Abb. 1: Aktionspotentiale isolierter Schabenaxone
a: ohne Giftgabe, b: 10 Sekunden nach Giftgabe, c: 30 Sekunden nach Giftgabe, d: 60 Sekunden nach Giftgabe nach: Grolleau F. et al.: Electrophysiological analysis of the neurotoxic action of a funnel-web spider toxin ..., Journal of experimental biology 204, 711–721 (2001).

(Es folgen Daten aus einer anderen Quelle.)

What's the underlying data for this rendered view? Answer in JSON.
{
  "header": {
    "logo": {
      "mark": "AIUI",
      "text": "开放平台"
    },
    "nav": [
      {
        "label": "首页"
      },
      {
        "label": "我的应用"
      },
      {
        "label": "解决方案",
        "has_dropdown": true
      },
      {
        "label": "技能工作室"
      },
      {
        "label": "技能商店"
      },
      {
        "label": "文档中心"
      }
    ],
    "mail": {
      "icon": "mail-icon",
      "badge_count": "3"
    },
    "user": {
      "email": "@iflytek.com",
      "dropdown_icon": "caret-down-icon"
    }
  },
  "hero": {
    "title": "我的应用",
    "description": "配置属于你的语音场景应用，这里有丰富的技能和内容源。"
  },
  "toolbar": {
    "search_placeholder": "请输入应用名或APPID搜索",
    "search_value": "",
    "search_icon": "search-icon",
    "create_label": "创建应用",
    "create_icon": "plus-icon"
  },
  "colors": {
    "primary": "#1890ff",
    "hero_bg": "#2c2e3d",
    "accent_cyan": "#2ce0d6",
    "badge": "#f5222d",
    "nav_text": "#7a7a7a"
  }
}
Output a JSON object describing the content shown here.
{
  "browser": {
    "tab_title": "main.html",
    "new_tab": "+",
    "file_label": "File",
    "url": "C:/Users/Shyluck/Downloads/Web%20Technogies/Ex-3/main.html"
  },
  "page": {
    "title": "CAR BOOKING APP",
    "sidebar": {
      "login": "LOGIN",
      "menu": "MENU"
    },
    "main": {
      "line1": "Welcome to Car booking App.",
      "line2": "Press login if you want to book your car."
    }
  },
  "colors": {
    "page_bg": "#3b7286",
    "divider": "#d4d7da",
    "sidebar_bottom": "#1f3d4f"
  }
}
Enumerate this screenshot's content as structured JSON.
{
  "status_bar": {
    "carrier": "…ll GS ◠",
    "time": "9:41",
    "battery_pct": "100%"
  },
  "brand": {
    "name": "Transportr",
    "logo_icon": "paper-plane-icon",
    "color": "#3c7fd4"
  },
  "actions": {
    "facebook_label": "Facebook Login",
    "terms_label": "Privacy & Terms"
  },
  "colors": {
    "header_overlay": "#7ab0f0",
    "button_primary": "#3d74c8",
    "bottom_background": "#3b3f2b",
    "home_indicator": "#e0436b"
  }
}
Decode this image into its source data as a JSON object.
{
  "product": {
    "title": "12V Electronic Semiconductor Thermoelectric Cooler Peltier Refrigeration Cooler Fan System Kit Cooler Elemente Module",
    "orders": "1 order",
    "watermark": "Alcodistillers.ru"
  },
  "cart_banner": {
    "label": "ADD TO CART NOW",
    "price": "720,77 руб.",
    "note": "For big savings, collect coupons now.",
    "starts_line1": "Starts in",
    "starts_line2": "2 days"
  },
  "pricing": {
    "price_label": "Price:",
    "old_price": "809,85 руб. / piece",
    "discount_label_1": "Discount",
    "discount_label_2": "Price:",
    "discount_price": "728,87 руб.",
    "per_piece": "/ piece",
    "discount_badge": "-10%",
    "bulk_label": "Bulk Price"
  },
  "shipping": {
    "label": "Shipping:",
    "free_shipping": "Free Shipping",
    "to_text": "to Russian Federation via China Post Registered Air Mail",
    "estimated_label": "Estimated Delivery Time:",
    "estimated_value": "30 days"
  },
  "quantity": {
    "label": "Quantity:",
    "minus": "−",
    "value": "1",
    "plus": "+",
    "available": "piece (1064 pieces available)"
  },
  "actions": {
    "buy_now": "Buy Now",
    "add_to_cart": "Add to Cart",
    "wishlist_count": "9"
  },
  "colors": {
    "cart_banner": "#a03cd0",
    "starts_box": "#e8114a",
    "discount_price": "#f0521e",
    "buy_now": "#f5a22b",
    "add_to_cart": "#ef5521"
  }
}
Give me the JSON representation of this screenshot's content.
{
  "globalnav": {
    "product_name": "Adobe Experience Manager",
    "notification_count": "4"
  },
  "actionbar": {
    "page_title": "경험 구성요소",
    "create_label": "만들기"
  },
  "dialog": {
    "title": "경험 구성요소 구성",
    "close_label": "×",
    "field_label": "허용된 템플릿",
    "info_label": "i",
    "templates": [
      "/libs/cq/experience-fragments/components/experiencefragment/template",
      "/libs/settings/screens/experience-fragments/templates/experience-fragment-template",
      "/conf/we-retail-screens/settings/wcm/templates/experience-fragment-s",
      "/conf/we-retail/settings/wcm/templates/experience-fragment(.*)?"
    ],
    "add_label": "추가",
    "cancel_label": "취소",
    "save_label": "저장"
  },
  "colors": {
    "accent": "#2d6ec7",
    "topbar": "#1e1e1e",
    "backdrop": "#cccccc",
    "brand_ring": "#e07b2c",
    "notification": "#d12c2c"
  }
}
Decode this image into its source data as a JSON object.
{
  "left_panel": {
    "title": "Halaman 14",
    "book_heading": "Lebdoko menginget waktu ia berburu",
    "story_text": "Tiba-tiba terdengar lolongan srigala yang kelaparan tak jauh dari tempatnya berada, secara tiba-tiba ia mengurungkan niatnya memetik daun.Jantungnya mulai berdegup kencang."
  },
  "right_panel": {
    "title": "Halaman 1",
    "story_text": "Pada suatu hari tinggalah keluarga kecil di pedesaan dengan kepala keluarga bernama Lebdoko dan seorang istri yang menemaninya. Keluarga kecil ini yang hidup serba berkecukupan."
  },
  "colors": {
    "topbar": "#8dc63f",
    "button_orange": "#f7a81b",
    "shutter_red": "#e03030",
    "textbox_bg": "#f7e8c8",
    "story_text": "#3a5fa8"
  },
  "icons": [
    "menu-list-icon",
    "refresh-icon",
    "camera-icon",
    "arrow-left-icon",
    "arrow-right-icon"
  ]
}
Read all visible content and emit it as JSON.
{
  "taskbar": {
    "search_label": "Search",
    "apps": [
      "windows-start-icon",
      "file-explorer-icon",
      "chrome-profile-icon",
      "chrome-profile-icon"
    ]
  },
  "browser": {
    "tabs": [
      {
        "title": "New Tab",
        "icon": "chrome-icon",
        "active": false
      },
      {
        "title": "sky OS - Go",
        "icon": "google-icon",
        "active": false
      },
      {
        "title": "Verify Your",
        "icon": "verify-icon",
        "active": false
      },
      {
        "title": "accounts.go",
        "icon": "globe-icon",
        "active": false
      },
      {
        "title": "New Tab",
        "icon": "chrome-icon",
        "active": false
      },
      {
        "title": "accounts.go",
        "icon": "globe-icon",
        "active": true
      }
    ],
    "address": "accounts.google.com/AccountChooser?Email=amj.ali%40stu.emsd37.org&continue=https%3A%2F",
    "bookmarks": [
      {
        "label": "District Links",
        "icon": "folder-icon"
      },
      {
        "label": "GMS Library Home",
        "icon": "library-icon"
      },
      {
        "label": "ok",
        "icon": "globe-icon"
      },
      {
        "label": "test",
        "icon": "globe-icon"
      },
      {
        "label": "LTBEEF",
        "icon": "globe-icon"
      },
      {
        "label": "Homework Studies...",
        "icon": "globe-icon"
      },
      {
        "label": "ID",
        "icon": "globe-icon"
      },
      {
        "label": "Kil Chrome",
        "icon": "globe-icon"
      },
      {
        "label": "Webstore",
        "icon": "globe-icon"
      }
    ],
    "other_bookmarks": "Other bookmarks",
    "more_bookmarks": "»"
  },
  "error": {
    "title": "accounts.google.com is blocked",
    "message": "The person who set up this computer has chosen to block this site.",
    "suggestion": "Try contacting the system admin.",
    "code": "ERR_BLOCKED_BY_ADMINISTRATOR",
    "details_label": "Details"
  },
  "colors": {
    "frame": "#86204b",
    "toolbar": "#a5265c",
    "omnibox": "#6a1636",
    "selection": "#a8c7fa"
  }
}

a: ohne Giftgabe, b: 10 Sekunden nach Giftgabe, c: 30 Sekunden nach Giftgabe, d: 60 Sekunden nach Giftgabe nach: Grolleau F. et al.: Electrophysiological analysis of the neurotoxic action of a funnel-web spider toxin ..., Journal of experimental biology 204, 711–721 (2001).
1.1
Erstelle eine beschriftete Skizze eines Schabenneurons.
(5 BE)
1.2
Erläutere den Verlauf von Kurve d in Abbildung 1 mithilfe der Ionentheorie.
(8 BE)
1.3
Erkläre die Wirkung des Giftes Atracotoxin auf die Beutetiere innerhalb der ersten 60 Sekunden unter Zuhilfenahme von Abbildung 1.
(5 BE)
2
Männliche Listspinnen (Pisaura mirabilis) fangen Insekten, wie z. B. Fliegen, umwickeln diese mit Spinnfäden und streifen mit diesen umher. Entdecken sie ein arteigenes Weibchen, so präsentieren sie diesem das eingesponnene Insekt als „Geschenk“ und kommen vorsichtig näher. Bleiben die Weibchen ruhig und nähern sich dem Geschenk, beginnen die Männchen unmittelbar mit der Kopulation.
2.1
Interpretiere das beschriebene Verhalten unter Textbezug aus ethologischer Sicht.
(6 BE)
2.2
Plane ein Experiment, mit dem untersucht werden kann, ob die Körpergröße dafür ausschlaggebend ist, dass Listspinnen-Weibchen von Männchen als Geschlechtspartnerinnen erkannt werden.
(4 BE)
2.3
Listspinnen-Männchen werden gelegentlich bei Paarungsversuchen von den Weibchen gefressen. Forschende haben dieses Verhalten in einer Untersuchung genauer analysiert und Ergebnisse gewonnen (Abb. 2).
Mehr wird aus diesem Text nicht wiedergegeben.